Both references speak of it in ways that sound as if it is already well-known quotation, but these are the earliest print references I could find, so I’m not sure what the original source is. I am confident that the original source is not St. Augustine.

Augustine: The world is a book?

“The world is a book and those who do not travel read only one page.”–attributed to St. Augustine.

Wikiquote takes care of this one handily:

Attributed to Augustine in “Select Proverbs of All Nations” (1824) by “Thomas Fielding” (John Wade), p. 216, and later in the form “The World is a book, and those who do not travel read only a page”, as quoted in 20,000 Quips & Quotes (1995) by Evan Esar, p. 822; this has not been located in Augustine’s writings, and may be a variant translation of an expression found in Le Cosmopolite (1753) by Fougeret de Monbron: “The universe is a sort of book, whose first page one has read when one has seen only one’s own country.”

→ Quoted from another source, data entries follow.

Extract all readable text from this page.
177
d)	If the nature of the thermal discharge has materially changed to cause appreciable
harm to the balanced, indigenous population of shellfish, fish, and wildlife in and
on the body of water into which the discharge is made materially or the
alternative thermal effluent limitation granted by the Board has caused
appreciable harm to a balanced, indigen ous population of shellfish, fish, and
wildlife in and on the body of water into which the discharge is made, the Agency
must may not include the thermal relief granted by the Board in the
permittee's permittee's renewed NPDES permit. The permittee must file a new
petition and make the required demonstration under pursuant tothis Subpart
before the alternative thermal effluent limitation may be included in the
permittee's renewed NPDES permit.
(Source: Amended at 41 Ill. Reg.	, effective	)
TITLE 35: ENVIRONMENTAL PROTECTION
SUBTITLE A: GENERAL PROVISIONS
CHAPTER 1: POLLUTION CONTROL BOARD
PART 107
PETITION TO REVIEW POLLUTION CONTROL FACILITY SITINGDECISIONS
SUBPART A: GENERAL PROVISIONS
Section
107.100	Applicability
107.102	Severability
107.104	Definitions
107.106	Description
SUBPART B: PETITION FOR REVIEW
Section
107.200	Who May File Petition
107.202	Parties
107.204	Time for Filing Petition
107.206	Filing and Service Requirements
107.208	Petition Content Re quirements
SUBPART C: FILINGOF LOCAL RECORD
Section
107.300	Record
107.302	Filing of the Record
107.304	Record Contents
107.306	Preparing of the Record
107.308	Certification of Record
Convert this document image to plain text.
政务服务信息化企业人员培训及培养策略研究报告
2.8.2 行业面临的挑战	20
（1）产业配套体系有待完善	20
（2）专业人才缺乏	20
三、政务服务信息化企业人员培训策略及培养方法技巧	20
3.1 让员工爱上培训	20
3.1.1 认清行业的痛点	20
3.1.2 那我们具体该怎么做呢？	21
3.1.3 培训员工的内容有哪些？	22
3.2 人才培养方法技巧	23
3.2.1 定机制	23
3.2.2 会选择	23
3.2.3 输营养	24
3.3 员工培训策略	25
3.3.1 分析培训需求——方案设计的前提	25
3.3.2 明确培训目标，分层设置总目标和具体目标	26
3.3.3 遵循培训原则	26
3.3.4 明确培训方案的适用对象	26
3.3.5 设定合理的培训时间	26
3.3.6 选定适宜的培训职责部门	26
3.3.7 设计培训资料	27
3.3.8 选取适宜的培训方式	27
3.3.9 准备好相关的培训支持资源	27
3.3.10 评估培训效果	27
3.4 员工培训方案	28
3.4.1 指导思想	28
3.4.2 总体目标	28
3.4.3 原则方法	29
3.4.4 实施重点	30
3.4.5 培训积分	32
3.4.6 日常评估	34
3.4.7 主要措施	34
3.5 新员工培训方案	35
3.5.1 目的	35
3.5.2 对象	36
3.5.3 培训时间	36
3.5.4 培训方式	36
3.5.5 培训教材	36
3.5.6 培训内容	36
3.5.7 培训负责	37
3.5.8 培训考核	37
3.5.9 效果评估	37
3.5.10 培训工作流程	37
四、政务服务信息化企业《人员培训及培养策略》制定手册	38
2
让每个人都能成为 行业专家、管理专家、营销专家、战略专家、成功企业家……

I found it suspect for two reasons (other than that I am congenitally suspicious):

  1. St. Augustine was not terribly well-travelled himself.
  2. It doesn’t sound like him. He didn’t use metaphors much.

Edit in September 2016

I saw this fauxtation used in an airport while I was on vacation, and in trying to locate the exact wording, I found a post that points a finger a little farther back, to John Feltham and his English Enchiridion, which says, “St. Augustine, when he speaks of the great advantages of travelling, says, that the world is a great book, and none study this book so much as a traveler. They that never stir from their home read only one page of this book.”

According to that post, St. Augustine does mention the “book of the world” several times:

Letter 43: Maior liber noster orbis terrarum est; in eo lego completum, quod in libro dei lego promissum: Our great book is the entire world; What I read as promised in the book of God I read fulfilled in it [the world].
= The world is our greater book; what was promised in the book of God, I read in the world as fulfilled.

Enarrationes in Psalmos (Psalm 45):
Liber tibi sit pagina diuina, ut haec audias; liber tibi sit orbis terrarum, ut haec uideas. in istis codicibus non ea legunt, nisi qui litteras nouerunt; in toto mundo legat et idiotaLet the sacred page be a book for you so that you may hear these things; let the world be a book for you so that you may seem them. In the codexes [books] no one can read them except those who have learned their letters, but even an idiot [unlettered person; I don’t think St. Augustine meant this in a modern pejorative sense] reads them in the whole world.